Maps that preserve winding numbers This question is a cross post from the Math StackExchange since it got no attention at all there: https://math.stackexchange.com/questions/4414601/maps-that-preserve-winding-numbers
I am looking for a characterisation of the continuous maps on some subset of $A\subseteq \mathbb{C}$ that preserve the winding numbers of all closed curves in $A$, i.e. if $\gamma$ is a closed curve that lies in $A$ and $x\in A$ is a point not lying on $\gamma$, then $$\text{ind}_{f\circ \gamma}(f(x)) = \text{ind}_\gamma(x)\ .$$
Translations clearly satisfy this. Multiplications with a non-zero complex number do as well. $\mathbb{R}$-linear maps with positive determinant probably as well. $\mathbb{R}$-linear maps with negative determinant on the other hand will flip the sign of the winding number.

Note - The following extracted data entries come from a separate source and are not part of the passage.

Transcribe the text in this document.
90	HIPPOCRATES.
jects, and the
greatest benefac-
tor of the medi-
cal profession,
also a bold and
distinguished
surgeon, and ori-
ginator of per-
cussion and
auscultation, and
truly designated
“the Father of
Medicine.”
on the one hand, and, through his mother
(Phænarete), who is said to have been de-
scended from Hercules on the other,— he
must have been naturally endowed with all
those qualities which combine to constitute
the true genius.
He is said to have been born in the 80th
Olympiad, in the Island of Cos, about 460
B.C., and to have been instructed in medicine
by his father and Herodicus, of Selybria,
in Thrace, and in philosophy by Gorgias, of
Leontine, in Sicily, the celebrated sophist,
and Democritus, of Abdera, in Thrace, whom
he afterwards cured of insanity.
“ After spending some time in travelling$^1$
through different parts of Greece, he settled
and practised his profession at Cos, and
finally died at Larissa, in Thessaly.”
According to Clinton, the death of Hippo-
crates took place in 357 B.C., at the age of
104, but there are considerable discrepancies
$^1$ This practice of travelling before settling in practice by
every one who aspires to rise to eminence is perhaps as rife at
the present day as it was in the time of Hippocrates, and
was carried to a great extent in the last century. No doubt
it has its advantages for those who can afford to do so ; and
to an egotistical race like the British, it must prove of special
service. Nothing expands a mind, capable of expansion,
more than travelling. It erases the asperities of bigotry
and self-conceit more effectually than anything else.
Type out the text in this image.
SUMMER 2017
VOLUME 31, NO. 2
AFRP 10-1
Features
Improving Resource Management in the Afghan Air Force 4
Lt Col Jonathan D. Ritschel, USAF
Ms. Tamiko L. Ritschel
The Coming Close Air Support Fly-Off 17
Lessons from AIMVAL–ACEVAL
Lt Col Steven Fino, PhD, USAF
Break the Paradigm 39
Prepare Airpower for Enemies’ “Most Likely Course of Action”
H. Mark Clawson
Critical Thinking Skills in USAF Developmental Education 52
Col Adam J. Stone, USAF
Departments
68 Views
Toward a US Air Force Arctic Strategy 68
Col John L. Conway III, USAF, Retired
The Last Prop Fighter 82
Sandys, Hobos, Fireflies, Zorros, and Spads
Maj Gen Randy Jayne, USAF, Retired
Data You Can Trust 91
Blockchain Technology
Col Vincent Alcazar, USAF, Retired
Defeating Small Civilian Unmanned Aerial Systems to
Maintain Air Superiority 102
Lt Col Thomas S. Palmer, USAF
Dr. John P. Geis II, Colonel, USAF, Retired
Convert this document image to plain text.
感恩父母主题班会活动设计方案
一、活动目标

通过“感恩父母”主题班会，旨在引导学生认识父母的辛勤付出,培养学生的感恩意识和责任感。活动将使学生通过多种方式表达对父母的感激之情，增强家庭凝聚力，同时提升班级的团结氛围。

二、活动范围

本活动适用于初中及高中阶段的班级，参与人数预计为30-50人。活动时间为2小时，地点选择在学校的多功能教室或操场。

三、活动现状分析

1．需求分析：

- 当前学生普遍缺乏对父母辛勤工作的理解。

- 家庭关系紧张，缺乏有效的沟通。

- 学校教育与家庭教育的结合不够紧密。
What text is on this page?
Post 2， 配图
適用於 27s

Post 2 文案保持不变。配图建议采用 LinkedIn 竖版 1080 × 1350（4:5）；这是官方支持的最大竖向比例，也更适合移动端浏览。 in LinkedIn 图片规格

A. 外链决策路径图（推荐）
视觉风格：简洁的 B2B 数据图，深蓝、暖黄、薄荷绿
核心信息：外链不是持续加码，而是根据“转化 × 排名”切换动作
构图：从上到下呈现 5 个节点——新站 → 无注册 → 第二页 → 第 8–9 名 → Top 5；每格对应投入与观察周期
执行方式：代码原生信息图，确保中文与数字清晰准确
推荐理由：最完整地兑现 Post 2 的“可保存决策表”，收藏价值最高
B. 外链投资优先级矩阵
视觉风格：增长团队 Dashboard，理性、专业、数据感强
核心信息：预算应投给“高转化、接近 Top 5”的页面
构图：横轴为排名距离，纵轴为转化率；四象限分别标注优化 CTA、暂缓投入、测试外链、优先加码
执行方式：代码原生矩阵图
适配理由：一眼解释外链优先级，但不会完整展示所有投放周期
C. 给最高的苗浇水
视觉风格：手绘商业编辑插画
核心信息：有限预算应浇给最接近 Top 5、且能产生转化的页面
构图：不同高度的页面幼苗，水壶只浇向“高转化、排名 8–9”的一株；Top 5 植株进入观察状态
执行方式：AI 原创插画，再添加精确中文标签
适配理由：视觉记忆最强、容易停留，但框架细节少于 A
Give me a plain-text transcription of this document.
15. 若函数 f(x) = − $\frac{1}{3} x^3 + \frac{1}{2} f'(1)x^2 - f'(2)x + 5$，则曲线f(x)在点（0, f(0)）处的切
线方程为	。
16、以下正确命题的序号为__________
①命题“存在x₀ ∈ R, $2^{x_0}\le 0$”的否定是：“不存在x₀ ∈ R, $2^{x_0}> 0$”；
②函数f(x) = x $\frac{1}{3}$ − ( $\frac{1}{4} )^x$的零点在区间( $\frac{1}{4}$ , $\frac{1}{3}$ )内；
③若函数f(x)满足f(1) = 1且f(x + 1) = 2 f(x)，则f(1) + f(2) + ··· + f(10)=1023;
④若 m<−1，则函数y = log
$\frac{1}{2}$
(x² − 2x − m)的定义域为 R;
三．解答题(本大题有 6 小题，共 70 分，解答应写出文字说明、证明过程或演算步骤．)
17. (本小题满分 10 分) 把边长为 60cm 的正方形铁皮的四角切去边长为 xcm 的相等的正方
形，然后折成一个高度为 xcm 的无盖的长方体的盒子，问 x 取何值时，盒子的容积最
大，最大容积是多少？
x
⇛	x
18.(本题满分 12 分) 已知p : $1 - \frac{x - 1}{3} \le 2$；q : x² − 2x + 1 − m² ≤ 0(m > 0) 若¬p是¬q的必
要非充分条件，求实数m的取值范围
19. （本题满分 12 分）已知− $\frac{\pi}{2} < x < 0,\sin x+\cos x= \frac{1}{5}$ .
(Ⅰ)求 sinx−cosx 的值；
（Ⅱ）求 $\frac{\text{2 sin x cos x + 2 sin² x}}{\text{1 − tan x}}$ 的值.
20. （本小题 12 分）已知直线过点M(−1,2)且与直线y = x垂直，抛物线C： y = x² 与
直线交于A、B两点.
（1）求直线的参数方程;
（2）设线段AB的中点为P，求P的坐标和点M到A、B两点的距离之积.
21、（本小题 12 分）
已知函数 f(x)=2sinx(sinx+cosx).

Another example is the inverse function, which has this property on any region not containing 0.
Is there any good classification of functions that have that kind of property?
 A: I found an answer to this question: the question of how a continuous function changes the winding number of a closed curve can be studied quite generally. The important concept here is the degree of the function (also known as the Brouwer degree).
If a curve $\gamma$ has winding number $n$ around a point $z$ (say w.l.o.g. $z = 0$) then it is homotopic to a circle that winds $n$ times around $z$. So if we want to know the winding number of $f(\gamma)$ around $f(0)$, it is enough to look at how $f$ acts on a simple counter-clockwise circle around $0$, since and that is its degree and we have $$\text{ind}_{f(\gamma)}(0) = \text{deg}_f(f(0)) \cdot \text{ind}_\gamma(0)$$
In fact, the idea of a degree generalises the concept of winding number.
The degree of a particular function $f$ that is real-differentiable can also be easily computed using the formula
$$\text{deg}_f(f(0)) = \sum_{y\in f^{-1}(0)} \text{sgn}\ \text{det}(Df(y))$$
where $Df(y)$ is the Jacobian of $f$ at $y$.
In particular, a real-differentiable function that is one-to-one and whose Jacobian has positive determinant at $0$ preserves the winding number at $0$.
At least I think this is the basic idea; I am not 100% clear on the details here, so I apologise for any mistakes in this answer. But perhaps this already helps someone who's struggling like I was!